O Dr. Peter Attia reforçou essa lógica com o conceito de Medicina 3.0, centrada na prevenção, na antecipação e na ação antes que o corpo entre em declínio. Ele alertou para o fenômeno da “década marginal”, os últimos dez anos de vida que, muitas vezes, são vividos em sofrimento físico e cognitivo. E se existe uma “pílula da longevidade”, ela atende pelo nome de exercício físico.

Decatlo do Centenário (por Dr. Peter Attia)

Habilidades funcionais para ter autonomia e qualidade de vida até os 100 anos:

  1. Caminhar 2,4 km por uma trilha com subidas e descidas
  2. Levantar-se do chão usando no máximo um braço como apoio
  3. Pegar uma criança de 13,6 kg do chão
  4. Carregar duas sacolas de compras de 2,3 kg por cinco quarteirões
  5. Colocar uma mala de 9 kg no compartimento superior de um avião
  6. Manter o equilíbrio em uma perna por 30 seg com os olhos abertos
  7. Ter relações sexuais
  8. Subir quatro andares de escada em até três minutos
  9. Abrir um pote com tampa rosqueada
  10. Fazer 30 pulos consecutivos de corda

David Sinclair, professor de genética da Harvard Medical School, acredita que viver até os 100 anos com a vitalidade de alguém de 50 está mais próximo da realidade do que imaginamos. A epigenética, que estuda como fatores externos afetam a expressão dos nossos genes, vem mostrando caminhos para reverter o envelhecimento celular.  Segundo a Teoria da Informação sobre o Envelhecimento, envelhecemos pela perda de informações epigenéticas, como um CD riscado. Terapias podem restaurar a função dos genes ou reprogramar os sinais que os ativam ou desativam.

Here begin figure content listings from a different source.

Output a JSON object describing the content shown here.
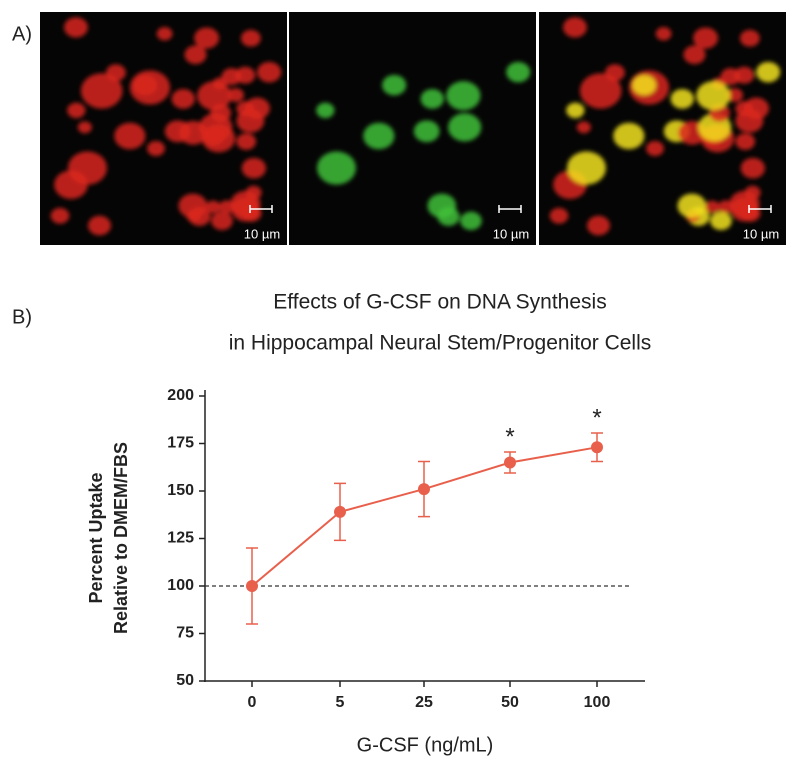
{
  "panel_a": {
    "label": "A)",
    "scale_labels": [
      "10 µm",
      "10 µm",
      "10 µm"
    ]
  },
  "chart_data": {
    "type": "line",
    "panel_label": "B)",
    "title": [
      "Effects of G-CSF on DNA Synthesis",
      "in Hippocampal Neural Stem/Progenitor Cells"
    ],
    "x_label": "G-CSF (ng/mL)",
    "y_label": [
      "Percent Uptake",
      "Relative to DMEM/FBS"
    ],
    "categories": [
      "0",
      "5",
      "25",
      "50",
      "100"
    ],
    "values": [
      100,
      139,
      151,
      165,
      173
    ],
    "errors": [
      20,
      15,
      14.5,
      5.5,
      7.5
    ],
    "significance": [
      null,
      null,
      null,
      "*",
      "*"
    ],
    "color": "#e8604c",
    "reference_line": 100,
    "ylim": [
      50,
      200
    ],
    "yticks": [
      50,
      75,
      100,
      125,
      150,
      175,
      200
    ]
  }
}
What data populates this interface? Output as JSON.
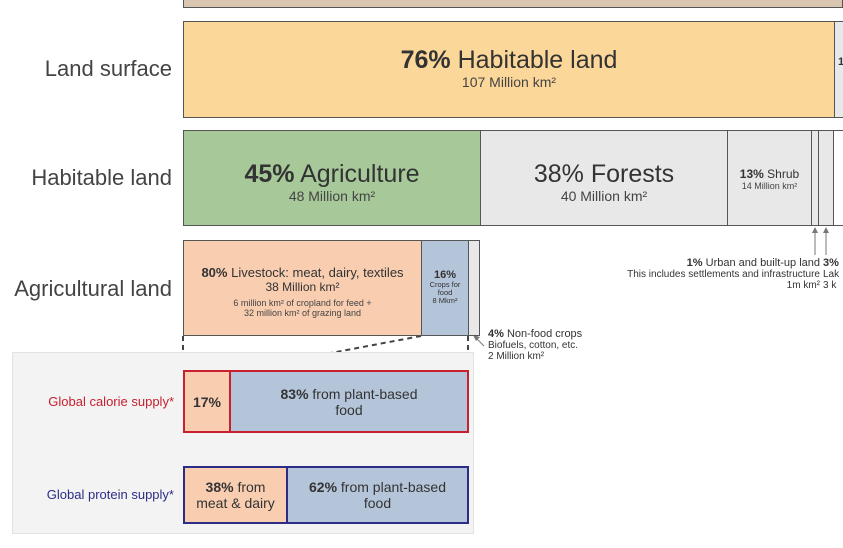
{
  "rows": {
    "land_surface": "Land surface",
    "habitable_land": "Habitable land",
    "agricultural_land": "Agricultural land"
  },
  "land_surface": {
    "habitable_pct": "76%",
    "habitable_label": "Habitable land",
    "habitable_area": "107 Million km²",
    "cut_label": "1"
  },
  "habitable": {
    "agriculture_pct": "45%",
    "agriculture_label": "Agriculture",
    "agriculture_area": "48 Million km²",
    "forests_pct": "38%",
    "forests_label": "Forests",
    "forests_area": "40 Million km²",
    "shrub_pct": "13%",
    "shrub_label": "Shrub",
    "shrub_area": "14 Million km²"
  },
  "urban": {
    "pct": "1%",
    "label": "Urban and built-up land",
    "desc": "This includes settlements and infrastructure",
    "area": "1m km²"
  },
  "lakes": {
    "pct": "3%",
    "label": "Lak",
    "area": "3 k"
  },
  "agricultural": {
    "livestock_pct": "80%",
    "livestock_label": "Livestock: meat, dairy, textiles",
    "livestock_area": "38 Million km²",
    "livestock_desc1": "6 million km² of cropland for feed +",
    "livestock_desc2": "32 million km² of grazing land",
    "crops_pct": "16%",
    "crops_label1": "Crops for",
    "crops_label2": "food",
    "crops_area": "8 Mkm²",
    "nonfood_pct": "4%",
    "nonfood_label": "Non-food crops",
    "nonfood_desc": "Biofuels, cotton, etc.",
    "nonfood_area": "2 Million km²"
  },
  "calorie": {
    "label": "Global calorie supply*",
    "animal_pct": "17%",
    "plant_pct": "83%",
    "plant_label1": "from plant-based",
    "plant_label2": "food"
  },
  "protein": {
    "label": "Global protein supply*",
    "animal_pct": "38%",
    "animal_label1": "from",
    "animal_label2": "meat & dairy",
    "plant_pct": "62%",
    "plant_label1": "from plant-based",
    "plant_label2": "food"
  },
  "colors": {
    "habitable": "#fcd79a",
    "agriculture": "#a7c99a",
    "forests": "#e8e8e8",
    "livestock": "#f8cdb0",
    "crops": "#b4c4d9",
    "calorie_border": "#c7202f",
    "protein_border": "#2c2c86"
  }
}
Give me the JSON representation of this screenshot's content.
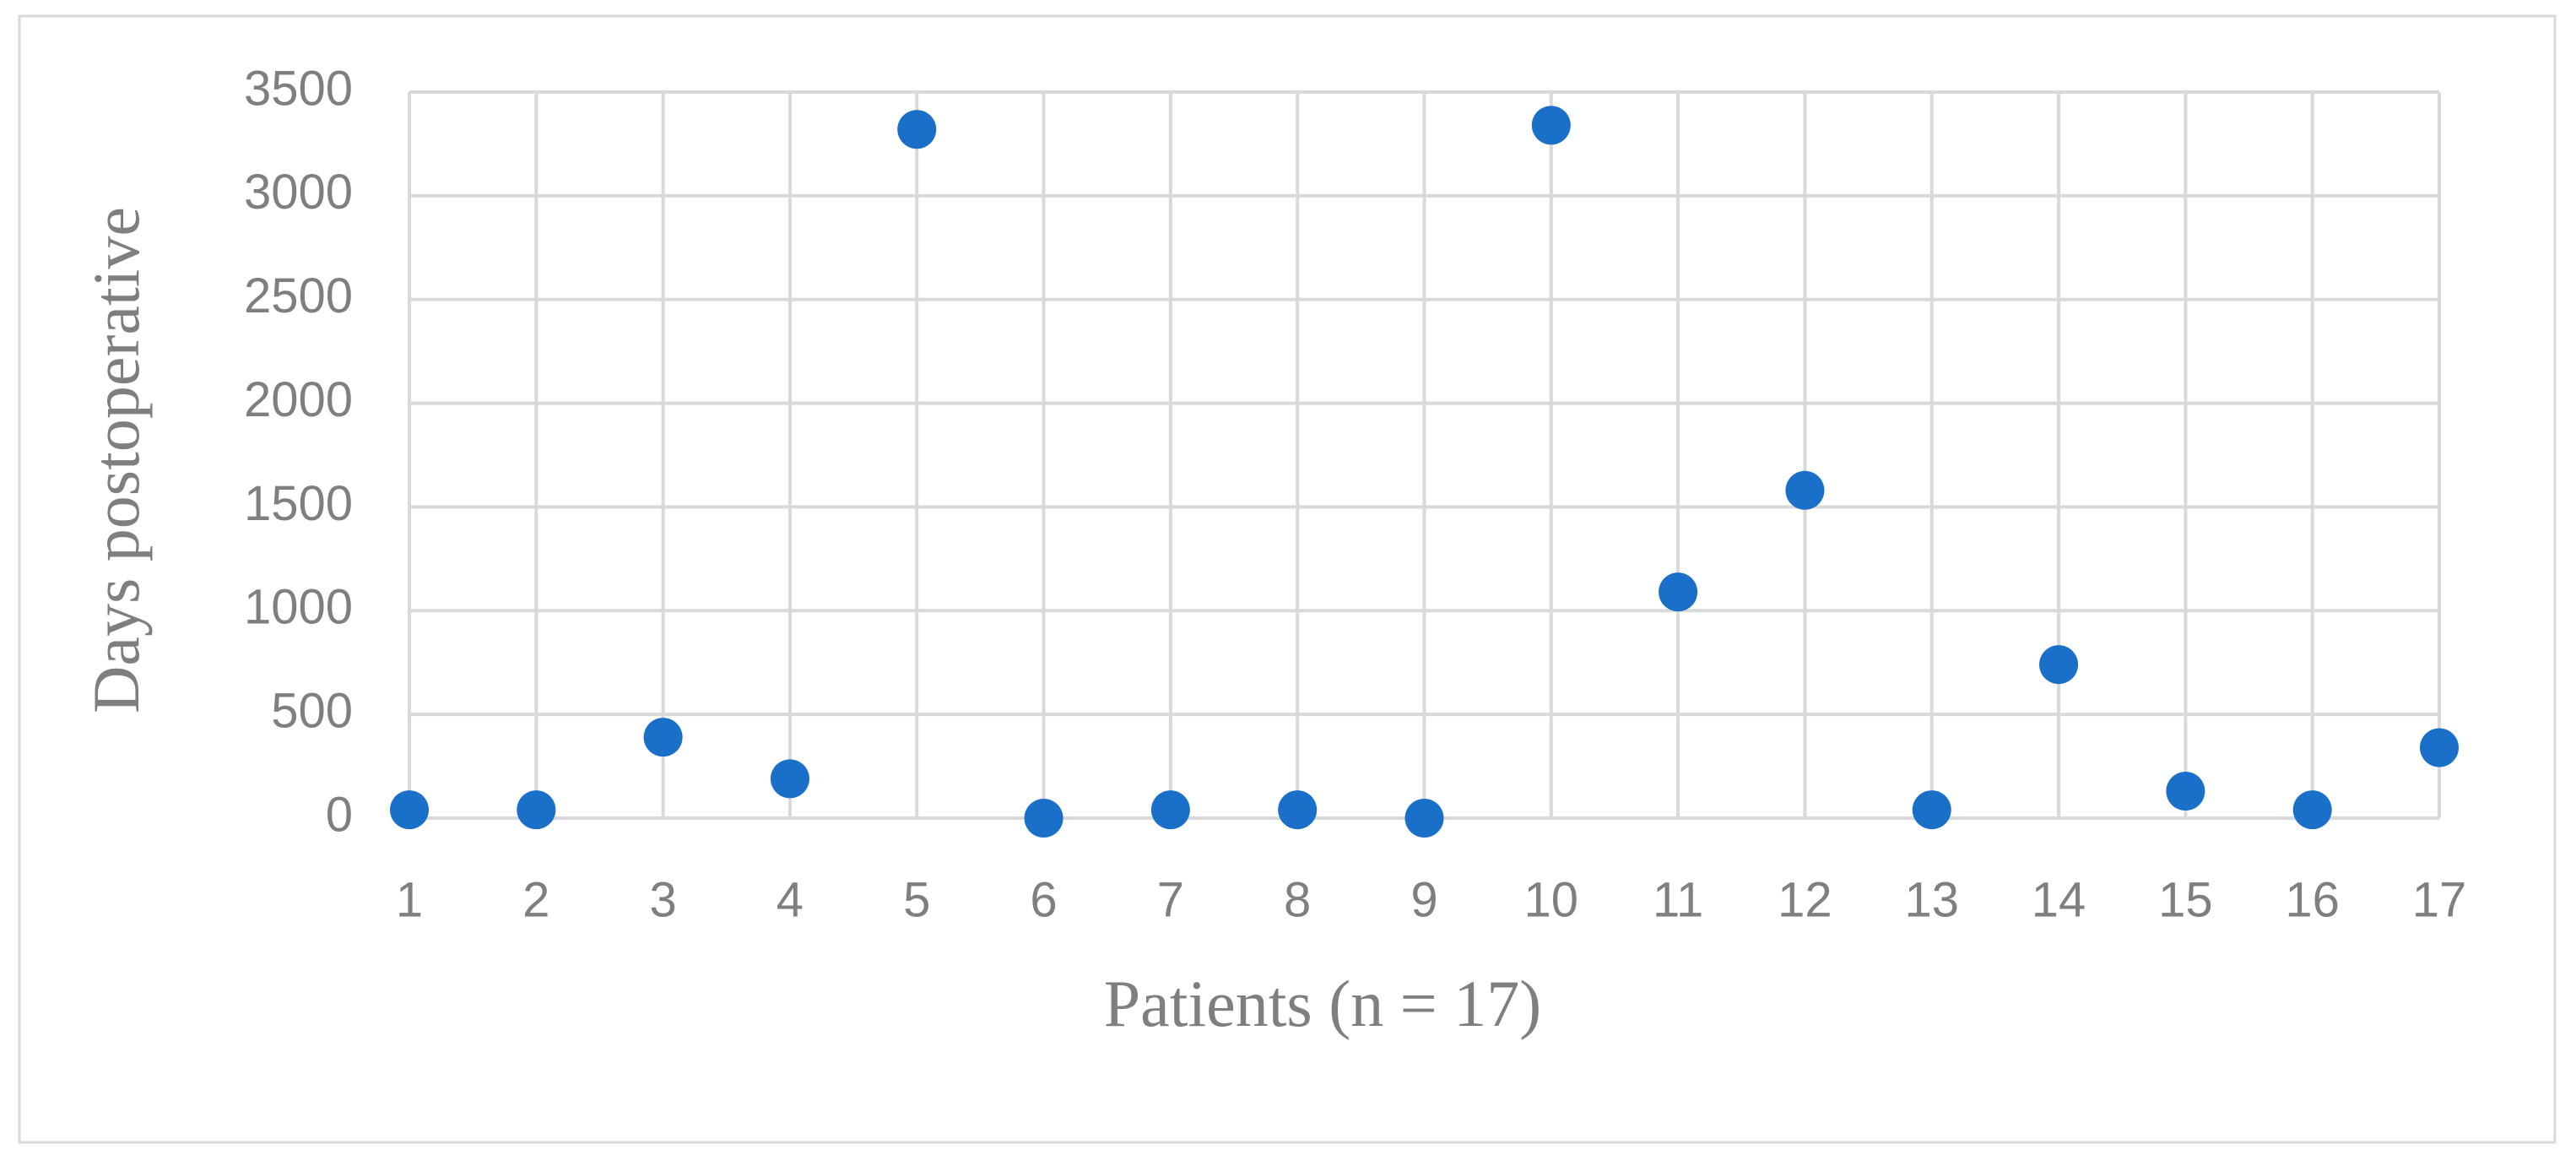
{
  "chart_data": {
    "type": "scatter",
    "x_label": "Patients (n = 17)",
    "y_label": "Days postoperative",
    "x": [
      1,
      2,
      3,
      4,
      5,
      6,
      7,
      8,
      9,
      10,
      11,
      12,
      13,
      14,
      15,
      16,
      17
    ],
    "values": [
      40,
      40,
      390,
      190,
      3320,
      0,
      40,
      40,
      0,
      3340,
      1090,
      1580,
      40,
      740,
      130,
      40,
      340
    ],
    "color": "#1a6fc9",
    "xlim": [
      1,
      17
    ],
    "xticks": [
      1,
      2,
      3,
      4,
      5,
      6,
      7,
      8,
      9,
      10,
      11,
      12,
      13,
      14,
      15,
      16,
      17
    ],
    "ylim": [
      0,
      3500
    ],
    "yticks": [
      0,
      500,
      1000,
      1500,
      2000,
      2500,
      3000,
      3500
    ],
    "grid": true
  }
}
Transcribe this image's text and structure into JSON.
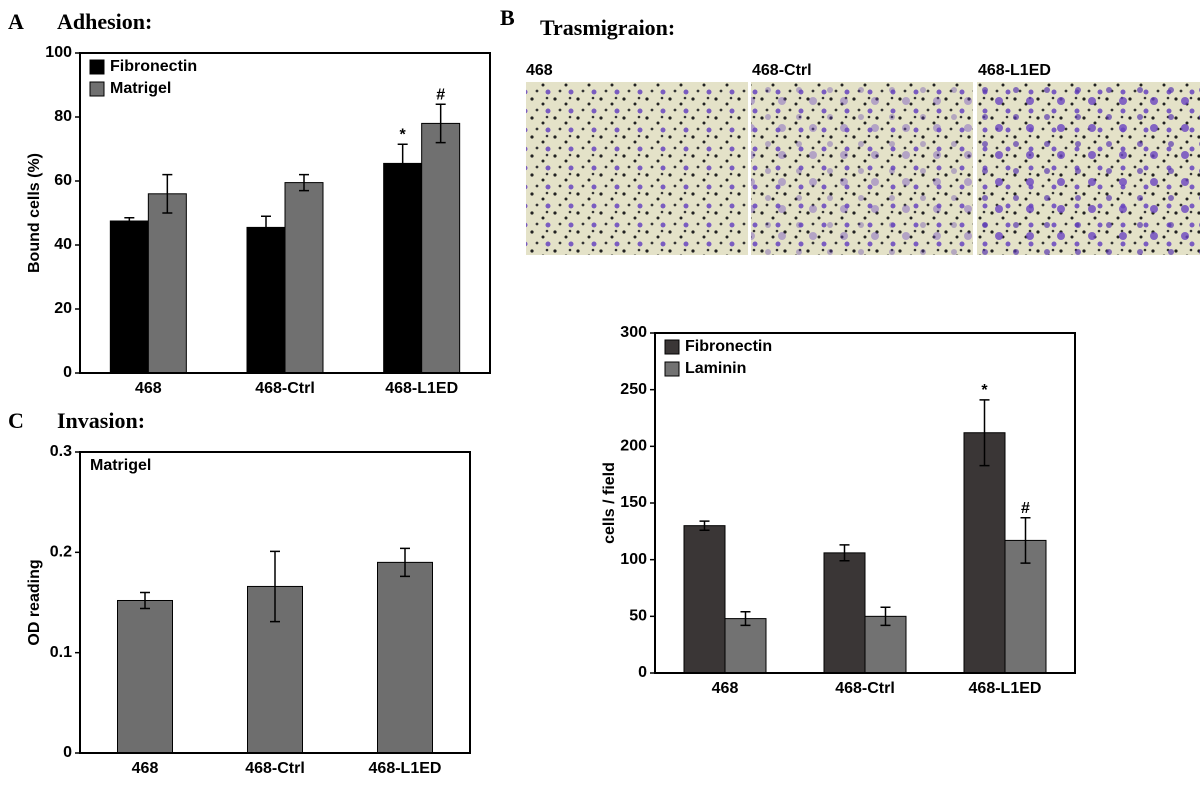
{
  "figure": {
    "panels": [
      {
        "letter": "A",
        "heading": "Adhesion:"
      },
      {
        "letter": "B",
        "heading": "Trasmigraion:"
      },
      {
        "letter": "C",
        "heading": "Invasion:"
      }
    ],
    "images": [
      "468",
      "468-Ctrl",
      "468-L1ED"
    ]
  },
  "chart_data": [
    {
      "type": "bar",
      "ylabel": "Bound cells (%)",
      "categories": [
        "468",
        "468-Ctrl",
        "468-L1ED"
      ],
      "series": [
        {
          "name": "Fibronectin",
          "color": "#000000",
          "values": [
            47.5,
            45.5,
            65.5
          ],
          "errors": [
            1,
            3.5,
            6
          ],
          "markers": [
            null,
            null,
            "*"
          ]
        },
        {
          "name": "Matrigel",
          "color": "#707070",
          "values": [
            56,
            59.5,
            78
          ],
          "errors": [
            6,
            2.5,
            6
          ],
          "markers": [
            null,
            null,
            "#"
          ]
        }
      ],
      "ylim": [
        0,
        100
      ],
      "yticks": [
        0,
        20,
        40,
        60,
        80,
        100
      ],
      "legend": "upper left"
    },
    {
      "type": "bar",
      "ylabel": "cells / field",
      "categories": [
        "468",
        "468-Ctrl",
        "468-L1ED"
      ],
      "series": [
        {
          "name": "Fibronectin",
          "color": "#3a3636",
          "values": [
            130,
            106,
            212
          ],
          "errors": [
            4,
            7,
            29
          ],
          "markers": [
            null,
            null,
            "*"
          ]
        },
        {
          "name": "Laminin",
          "color": "#727272",
          "values": [
            48,
            50,
            117
          ],
          "errors": [
            6,
            8,
            20
          ],
          "markers": [
            null,
            null,
            "#"
          ]
        }
      ],
      "ylim": [
        0,
        300
      ],
      "yticks": [
        0,
        50,
        100,
        150,
        200,
        250,
        300
      ],
      "legend": "upper left"
    },
    {
      "type": "bar",
      "ylabel": "OD reading",
      "categories": [
        "468",
        "468-Ctrl",
        "468-L1ED"
      ],
      "series": [
        {
          "name": "Matrigel",
          "color": "#6e6e6e",
          "values": [
            0.152,
            0.166,
            0.19
          ],
          "errors": [
            0.008,
            0.035,
            0.014
          ]
        }
      ],
      "ylim": [
        0,
        0.3
      ],
      "yticks": [
        0,
        0.1,
        0.2,
        0.3
      ],
      "legend": "upper left"
    }
  ]
}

E as promessas já começam a se concretizar. A MIT Technology Review destacou avanços reais no uso de células-tronco para tratar doenças como diabetes tipo 1 e epilepsia. Em testes, essas terapias regeneraram células produtoras de insulina e reduziram crises de forma significativa, abrindo portas para um futuro onde curar o que antes era crônico se tornará parte da rotina médica.

Saúde Social: a saúde mental da próxima década

O tema de abertura do SXSW 2025 foi escolhido como o tema de encerramento desse Download. Kasley Killam, especialista em saúde social e autora do livro The Art and Science of Connection, defendeu que o conceito será o foco da saúde mental nos próximos 10 anos. A saúde social refere-se à capacidade de um indivíduo desenvolver relações interpessoais saudáveis e funcionais, que contribuam positivamente para o seu bem-estar geral.

Killam trouxe dados que comprovam a importância do tema nos temas atuais: 24% das pessoas no mundo se sentem solitárias; 20% não têm ninguém para pedir ajuda; a solidão pode ser tão prejudicial quanto fumar 15 cigarros por dia; a ausência de conexões aumenta em 53% o risco de doenças cardiovasculares e em 39% a chance de morte por qualquer causa.

Ela apontou ainda o que chamou de Diretriz 5:3:1: faça 5 interações breves e positivas todos os dias, como dizer bom dia ao porteiro, ou elogiar alguém; 3 conexões significativas por semana, como conversar por telefone com um amigo; e tenha ao menos 1 momento de pertencimento profundo por semana, como participar de um grupo de leitura, ou ter um encontro em família.

Em um evento ditado pelas tendências tecnológicas, a conclusão mais poderosa foi a de que o futuro exige, cada vez mais, uma volta às conexões humanas.